I don't do much nymphing-- I usually let a smaller bugger pattern represent nymphs for me. Took out a generic nymph pattern that I tied up and decided to get out in the rain today/ tonight.
I'd say it was a success.... caught (if I had to estimate--) roughly several billion of these:
With a few of these mixed in:
Nothing huge, the biggest bass was 16 inches. Sorry, no pic of that one due to heavier rain than what I wanted to expose my camera to.
All caught with:
Size 12 bead head generic nymph.
I felt really good about the evening due to the fact that I don't nymph much and, even with the lack of overly impressive fish, I really felt as though I was on my game. The takes were subtle, not a single fish was harmed even with the small fly, and I was able to clear my mind and just let the water speak to me. Just what I needed. =)
Wow, you look like you hit the mother lode! Nice looking fish and who care about the size when your weapon of choice is a 3 wt, that had to be one fun filled evening, congrats! I really like the looks of your nymph!
The nymph is a really generic pattern-- Fox Squirrel Tail on the tail, Brown Stone Ice dub (the SLF Whitlock stuff) on the body, a few strands of peacock herl 'palmered' for the 'wing case' (or collar as I'd call it), and a 5/ 32 black bead.
I wish I would have snapped a pic of the nymph before being beat on by a night's worth of fish, sorry it is kind of hard to make sense of it from the pic.
Yep that does look like a great time of fish'n. My club is having a bluegill outing next weekend. I was planning on not going, but I might just have to go now since all my favorite places are blownout anyway. Pardon I almost fogot as everyone else has said even beat up that is a great fishy looking nymph.
__________________ -Tom Wilson Attention New Fly Fishers and those just wanting to improve- Join a Fly Fishing Club. They have classes on every aspect of fly fishing for beginners to advanced for free or cheaper than offered elsewhere. Some offer mentor programs. You will make friends with other fly fishers. Clubs often have outings in which members pay special group rates for guides or to fish prime private access areas.
Chuck: No indicator-- I know the water that I was fishing fairly intimately... I just did a figure 8 retrieve just slow enough to keep the bug off of the bottom. Every once in a while, I'd kind of jig it and bring it up a little, then let it settle back down. For reference, we are talking still water... with a floating line and a leader/ tippet of a given length- it isn't too hard to know where you are in the water column of a pond.
Tom- If you don't regularly fish for sunnies and gils (based on your locale and your rainbows thread, I assume you don't.... ) I would encourage you to go to the gil fest this weekend w/ your club.
Take any of your trout flies, look for cover, and enjoy a weekend of these voracious little fellas.
They will hit about anything, don't ever seem to shut down and are found in the spots that you'd assume they are.

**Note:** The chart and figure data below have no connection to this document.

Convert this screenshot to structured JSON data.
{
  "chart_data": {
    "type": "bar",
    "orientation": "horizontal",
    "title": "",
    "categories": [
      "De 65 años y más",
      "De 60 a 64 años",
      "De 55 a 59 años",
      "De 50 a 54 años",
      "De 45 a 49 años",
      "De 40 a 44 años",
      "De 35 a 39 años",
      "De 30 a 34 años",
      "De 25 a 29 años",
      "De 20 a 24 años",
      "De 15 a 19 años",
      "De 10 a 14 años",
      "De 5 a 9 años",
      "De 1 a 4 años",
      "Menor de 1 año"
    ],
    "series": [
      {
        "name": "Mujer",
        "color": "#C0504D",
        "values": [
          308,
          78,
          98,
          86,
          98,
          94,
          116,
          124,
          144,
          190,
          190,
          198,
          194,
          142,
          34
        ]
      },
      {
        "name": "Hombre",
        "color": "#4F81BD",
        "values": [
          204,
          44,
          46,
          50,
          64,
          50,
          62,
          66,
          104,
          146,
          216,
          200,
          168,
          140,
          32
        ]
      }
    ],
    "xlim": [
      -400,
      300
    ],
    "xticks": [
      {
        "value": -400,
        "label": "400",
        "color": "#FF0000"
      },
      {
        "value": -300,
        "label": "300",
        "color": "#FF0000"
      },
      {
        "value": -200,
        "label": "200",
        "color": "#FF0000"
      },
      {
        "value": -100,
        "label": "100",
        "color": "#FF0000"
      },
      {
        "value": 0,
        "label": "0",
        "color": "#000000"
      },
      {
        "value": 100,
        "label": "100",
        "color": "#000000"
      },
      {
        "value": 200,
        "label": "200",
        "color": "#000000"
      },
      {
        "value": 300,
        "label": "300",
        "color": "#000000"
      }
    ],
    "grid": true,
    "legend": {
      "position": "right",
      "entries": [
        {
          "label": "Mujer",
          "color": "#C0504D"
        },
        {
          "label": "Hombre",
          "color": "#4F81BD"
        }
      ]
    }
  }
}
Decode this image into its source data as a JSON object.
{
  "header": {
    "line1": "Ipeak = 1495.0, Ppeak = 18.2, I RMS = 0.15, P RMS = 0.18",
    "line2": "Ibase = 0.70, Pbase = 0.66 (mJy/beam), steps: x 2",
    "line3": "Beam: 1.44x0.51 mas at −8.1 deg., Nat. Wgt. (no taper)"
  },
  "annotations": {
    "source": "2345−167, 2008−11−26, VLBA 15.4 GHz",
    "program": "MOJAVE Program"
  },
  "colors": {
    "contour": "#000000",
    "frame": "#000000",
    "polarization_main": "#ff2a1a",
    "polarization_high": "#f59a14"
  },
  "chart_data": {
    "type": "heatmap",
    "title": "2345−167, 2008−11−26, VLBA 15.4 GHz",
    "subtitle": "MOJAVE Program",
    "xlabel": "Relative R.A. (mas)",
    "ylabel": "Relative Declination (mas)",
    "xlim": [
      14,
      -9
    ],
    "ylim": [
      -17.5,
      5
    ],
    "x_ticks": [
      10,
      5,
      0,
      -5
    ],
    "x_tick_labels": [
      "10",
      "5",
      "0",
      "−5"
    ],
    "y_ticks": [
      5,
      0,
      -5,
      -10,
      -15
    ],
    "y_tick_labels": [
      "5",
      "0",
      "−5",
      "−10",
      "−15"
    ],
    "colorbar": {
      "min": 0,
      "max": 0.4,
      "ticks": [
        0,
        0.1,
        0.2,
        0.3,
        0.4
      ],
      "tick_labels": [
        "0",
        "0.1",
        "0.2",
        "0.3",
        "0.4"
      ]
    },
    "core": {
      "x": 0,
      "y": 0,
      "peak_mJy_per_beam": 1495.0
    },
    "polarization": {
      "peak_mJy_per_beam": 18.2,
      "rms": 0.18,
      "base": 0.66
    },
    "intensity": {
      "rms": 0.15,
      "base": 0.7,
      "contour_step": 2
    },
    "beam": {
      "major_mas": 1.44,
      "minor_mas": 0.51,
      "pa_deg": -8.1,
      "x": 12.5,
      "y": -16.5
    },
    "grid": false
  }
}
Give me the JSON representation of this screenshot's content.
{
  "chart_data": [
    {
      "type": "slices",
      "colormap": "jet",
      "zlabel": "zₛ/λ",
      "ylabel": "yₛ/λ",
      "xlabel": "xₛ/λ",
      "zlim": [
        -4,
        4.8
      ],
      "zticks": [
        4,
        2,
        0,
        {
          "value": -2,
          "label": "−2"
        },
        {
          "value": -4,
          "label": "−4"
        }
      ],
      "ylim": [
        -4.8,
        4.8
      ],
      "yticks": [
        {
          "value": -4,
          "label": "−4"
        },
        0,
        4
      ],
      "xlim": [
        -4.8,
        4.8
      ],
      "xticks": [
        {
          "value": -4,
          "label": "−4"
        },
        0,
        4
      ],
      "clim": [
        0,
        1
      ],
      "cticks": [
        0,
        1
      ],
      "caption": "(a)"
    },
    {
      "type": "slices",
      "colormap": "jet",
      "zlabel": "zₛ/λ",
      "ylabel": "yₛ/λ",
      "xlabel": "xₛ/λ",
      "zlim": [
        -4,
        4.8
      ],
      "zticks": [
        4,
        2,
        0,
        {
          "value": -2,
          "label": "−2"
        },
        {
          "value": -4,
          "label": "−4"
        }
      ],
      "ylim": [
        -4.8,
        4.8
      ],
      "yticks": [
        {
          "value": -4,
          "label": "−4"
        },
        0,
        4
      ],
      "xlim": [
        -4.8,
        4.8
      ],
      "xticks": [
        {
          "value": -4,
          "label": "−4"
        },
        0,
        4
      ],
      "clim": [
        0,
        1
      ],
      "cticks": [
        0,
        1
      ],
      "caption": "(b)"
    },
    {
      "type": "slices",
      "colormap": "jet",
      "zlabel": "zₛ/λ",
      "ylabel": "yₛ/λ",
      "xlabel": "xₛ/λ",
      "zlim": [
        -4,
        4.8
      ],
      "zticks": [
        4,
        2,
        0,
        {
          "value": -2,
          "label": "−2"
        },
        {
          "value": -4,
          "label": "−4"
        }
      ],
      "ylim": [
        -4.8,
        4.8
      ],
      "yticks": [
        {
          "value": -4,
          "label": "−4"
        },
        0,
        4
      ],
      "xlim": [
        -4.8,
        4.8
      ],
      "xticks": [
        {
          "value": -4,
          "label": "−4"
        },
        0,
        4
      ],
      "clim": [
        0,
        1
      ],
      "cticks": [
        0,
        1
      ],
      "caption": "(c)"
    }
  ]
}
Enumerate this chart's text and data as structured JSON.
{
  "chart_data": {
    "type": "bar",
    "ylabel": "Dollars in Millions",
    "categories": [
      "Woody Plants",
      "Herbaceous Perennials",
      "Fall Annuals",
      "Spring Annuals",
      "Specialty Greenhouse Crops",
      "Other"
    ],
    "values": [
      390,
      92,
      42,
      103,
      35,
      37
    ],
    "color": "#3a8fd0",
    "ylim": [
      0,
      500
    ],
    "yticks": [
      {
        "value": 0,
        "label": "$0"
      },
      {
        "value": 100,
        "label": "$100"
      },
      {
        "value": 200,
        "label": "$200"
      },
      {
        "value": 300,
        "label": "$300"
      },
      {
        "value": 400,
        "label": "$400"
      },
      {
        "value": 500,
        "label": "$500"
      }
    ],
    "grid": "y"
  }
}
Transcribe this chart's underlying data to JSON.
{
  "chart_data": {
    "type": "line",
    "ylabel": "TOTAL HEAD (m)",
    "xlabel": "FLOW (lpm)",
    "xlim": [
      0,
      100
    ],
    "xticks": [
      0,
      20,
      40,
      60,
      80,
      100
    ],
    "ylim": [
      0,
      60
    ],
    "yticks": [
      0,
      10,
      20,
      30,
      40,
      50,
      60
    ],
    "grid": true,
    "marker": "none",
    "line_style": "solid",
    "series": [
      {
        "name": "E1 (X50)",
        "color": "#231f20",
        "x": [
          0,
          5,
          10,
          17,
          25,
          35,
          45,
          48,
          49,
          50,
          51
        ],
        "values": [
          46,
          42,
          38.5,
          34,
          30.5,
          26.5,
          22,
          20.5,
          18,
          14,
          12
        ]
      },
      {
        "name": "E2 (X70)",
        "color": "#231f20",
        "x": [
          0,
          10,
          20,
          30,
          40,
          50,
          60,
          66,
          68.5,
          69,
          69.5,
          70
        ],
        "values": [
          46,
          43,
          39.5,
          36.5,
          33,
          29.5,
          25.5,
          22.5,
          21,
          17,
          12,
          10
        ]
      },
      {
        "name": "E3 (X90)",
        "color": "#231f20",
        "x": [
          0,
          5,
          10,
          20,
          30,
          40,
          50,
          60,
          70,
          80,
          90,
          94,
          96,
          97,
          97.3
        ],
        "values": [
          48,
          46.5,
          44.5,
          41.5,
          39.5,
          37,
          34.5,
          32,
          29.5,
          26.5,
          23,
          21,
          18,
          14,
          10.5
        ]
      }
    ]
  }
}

They fight like no other-- don't have much power-- but lots of fight. Sure, you could probably just pull one out as though you were picking up for a cast.... But if you let em go for a moment, they will change directions on you a few thousand times in the blink of an eye, and even when you have him in your hand, he still thinks he's gonna' get away from you.
Looks like you got everything right.
Congratulations on a great catch!
I've been having some luck with nymphs on the 3wt. but the water is so stained (muddy from recent rains) I've recently been using a bright red pattern on a #14 hook. Simply a set of bead chain eyes and a fl red marabou blood quill tail & body. Fished on a furled leader heavily coated with floatant and a 5X tippet long enough to let the fly sink to the level I want. The leader becomes the indicator for me, if it moves or starts sinking it often means I have a strike. I found with even a small (1/2") "thingamabobber" the bluegill are often deeply hooked before the indicator shows the strike.